From Iceland — Inside Iceland's Museum Of Excess

Inside Iceland’s Museum Of Excess

Published January 22, 2024

Inside Iceland’s Museum Of Excess
Photo by
Art Bicnick

Second-hand store Góði Hirðirinn expands into bigger territory

For the seasoned thrifter, second-hand store Góði Hirðirinn needs no introduction. Originating in the 1990s, Góði Hirðirinn is the commercial outlet of municipal-owned waste management company Sorpa bs. Having previously operated brick and mortar storefronts on Fellsmúli and Hverfisgata, the trusty reseller relocated to a bigger warehouse in April of 2023.

1200 tonnes of second-hand goodness

Góði Hirðirinn now calls the sprawling warehouse that once served as Reykjavík’s box factory home, which had been earmarked for demolition. “The most valuable thing in Góði Hirðirinn is the building itself. It’s an important environmental issue not to demolish a building, so we’re very proud of participating in saving it,” explains Góði Hirðinn project manager Freyr Eyjólfsson.

We are first and foremost a circular centre. That’s the heart of everything we do.

With more room to maneuver, the market’s scope of operations has been able to increase. Since their reopening at Köllunarklettsvegur, 1200 tonnes of resalable items have passed through the facility. “Ten years ago, most of those 1200 tonnes would’ve been dumped in a landfill,” Freyr claims.

Photo by Art Bicnick

“This operation is an environmental project. Think about the environmental effects of burying 1200 tonnes of good product and needing to produce them again somewhere abroad and transport them to the country.”

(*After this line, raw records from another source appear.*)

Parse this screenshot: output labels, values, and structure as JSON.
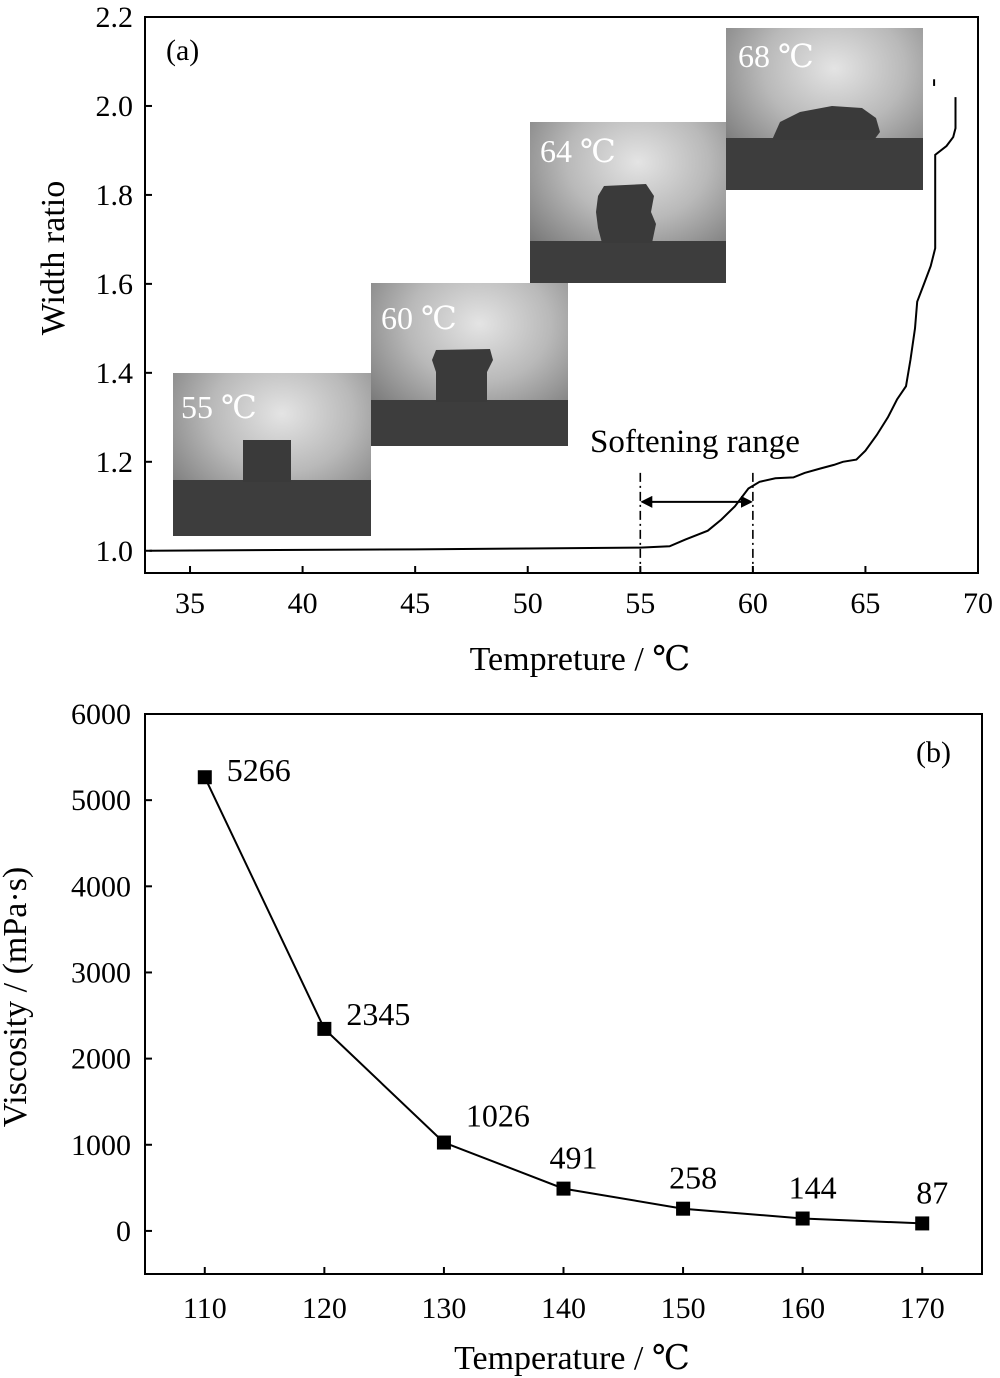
{
  "chart_data": [
    {
      "panel": "(a)",
      "type": "line",
      "xlabel": "Tempreture / ℃",
      "ylabel": "Width ratio",
      "xlim": [
        33,
        70
      ],
      "ylim": [
        0.95,
        2.2
      ],
      "xticks": [
        35,
        40,
        45,
        50,
        55,
        60,
        65,
        70
      ],
      "yticks": [
        1.0,
        1.2,
        1.4,
        1.6,
        1.8,
        2.0,
        2.2
      ],
      "series": [
        {
          "x": [
            33.2,
            40,
            45,
            50,
            55,
            56.3,
            57,
            58,
            58.6,
            59.2,
            59.8,
            60.3,
            61,
            61.8,
            62.3,
            63,
            63.6,
            64,
            64.6,
            65,
            65.5,
            66,
            66.4,
            66.8,
            67,
            67.2,
            67.3,
            67.6,
            67.9,
            68.1,
            68.1,
            68.6,
            68.9,
            69,
            69
          ],
          "y": [
            1.0,
            1.002,
            1.003,
            1.005,
            1.007,
            1.01,
            1.025,
            1.045,
            1.07,
            1.1,
            1.14,
            1.155,
            1.163,
            1.165,
            1.175,
            1.185,
            1.193,
            1.2,
            1.205,
            1.225,
            1.26,
            1.3,
            1.34,
            1.37,
            1.43,
            1.5,
            1.56,
            1.6,
            1.64,
            1.68,
            1.89,
            1.91,
            1.93,
            1.95,
            2.02
          ]
        }
      ],
      "annotations": {
        "softening_range": {
          "text": "Softening range",
          "from": 55,
          "to": 60
        },
        "photo_labels": [
          "55 ℃",
          "60 ℃",
          "64 ℃",
          "68 ℃"
        ]
      },
      "grid": false
    },
    {
      "panel": "(b)",
      "type": "line",
      "xlabel": "Temperature / ℃",
      "ylabel": "Viscosity / (mPa·s)",
      "xlim": [
        105,
        175
      ],
      "ylim": [
        -500,
        6000
      ],
      "xticks": [
        110,
        120,
        130,
        140,
        150,
        160,
        170
      ],
      "yticks": [
        0,
        1000,
        2000,
        3000,
        4000,
        5000,
        6000
      ],
      "x": [
        110,
        120,
        130,
        140,
        150,
        160,
        170
      ],
      "series": [
        {
          "values": [
            5266,
            2345,
            1026,
            491,
            258,
            144,
            87
          ]
        }
      ],
      "data_labels": [
        "5266",
        "2345",
        "1026",
        "491",
        "258",
        "144",
        "87"
      ],
      "marker": "square",
      "grid": false
    }
  ],
  "colors": {
    "line": "#000000",
    "background": "#ffffff",
    "photo_text": "#ffffff"
  }
}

Those 1200 tonnes Góði Hirðirinn receives is only a fraction of the amount that goes through Sorpa’s donation containers. “Sorpa receives about 600 tonnes per day,” Freyr explains. “We receive about 7-10 tonnes per day, and manage to sell approximately 70% of what comes in.”

A modern-day national museum

There is a museum-like feeling to entering Góði Hirðirinn, augmented by antique furniture and the kitschy bric-à-bracs placed on numerous shelves. In between lie remnants of whatever fad Icelandic society went through at the time — imagine foot massage machines, sous-vide pots, and, the most recent bandwagon the country leapt on, air-fryers.

Photo by Art Bicnick

A modest floor section displays DVD. “Take a look at this,” says Freyr, turning his attention to shelves of Friends season collections and Blu-Ray discs. “The amount of DVDs. I remember being a student, I spent a lot of my money buying DVDs. And then all of a sudden, it’s useless. Junk,” he sighs.

“That’s why Góði is a national museum of excess. It’s a reminder of the impenetrable consumerism and purchases that were a fad a certain year and everyone needed to have, and subsequently got rid of two years later.”

With the astonishing amount of salvageable materials sent to Góði Hirðirinn, a portion of the items end up broken once they arrive. That doesn’t deter the store from selling them.

“Sometimes, furniture may be slightly broken. We fix it up,” says Freyr. “We also receive quite a number of electronics, such as washing machines and fridges. These products sometimes require fixing, which we do in our electrical workshop.”

Community-forward thinking

In Freyr’s opinion, Góði Hirðirinn acts like a second-hand market square, with peddlers, collectors and haberdashers making use of the available goods. Despite the odd second-hand savant, a core clientele include low-income individuals, displaced people and those simply trying to score a good deal. Recently, residents of Grindavík have been offered items free of charge.

Photo by Art Bicnick

“Although I don’t have any data, my feeling is that this group of people is increasing. The inflation and increasing housing cost is really affecting people.”

This community-forward thinking led to the designation of a special community zone within the shop, called Kassinn. “[This is] a space where anything can happen,” Freyr says. “Concerts, events, happenings, courses, meetings.”

“Góði Hirðirinn isn’t just people working at Sorpa or in the shop. Góði Hirðirinn is a huge community of people who come in and repair things. We are first and foremost a circular centre. That’s the heart of everything we do. Use the resources more efficiently, use the material and items longer, so they’re kept within the cycle.”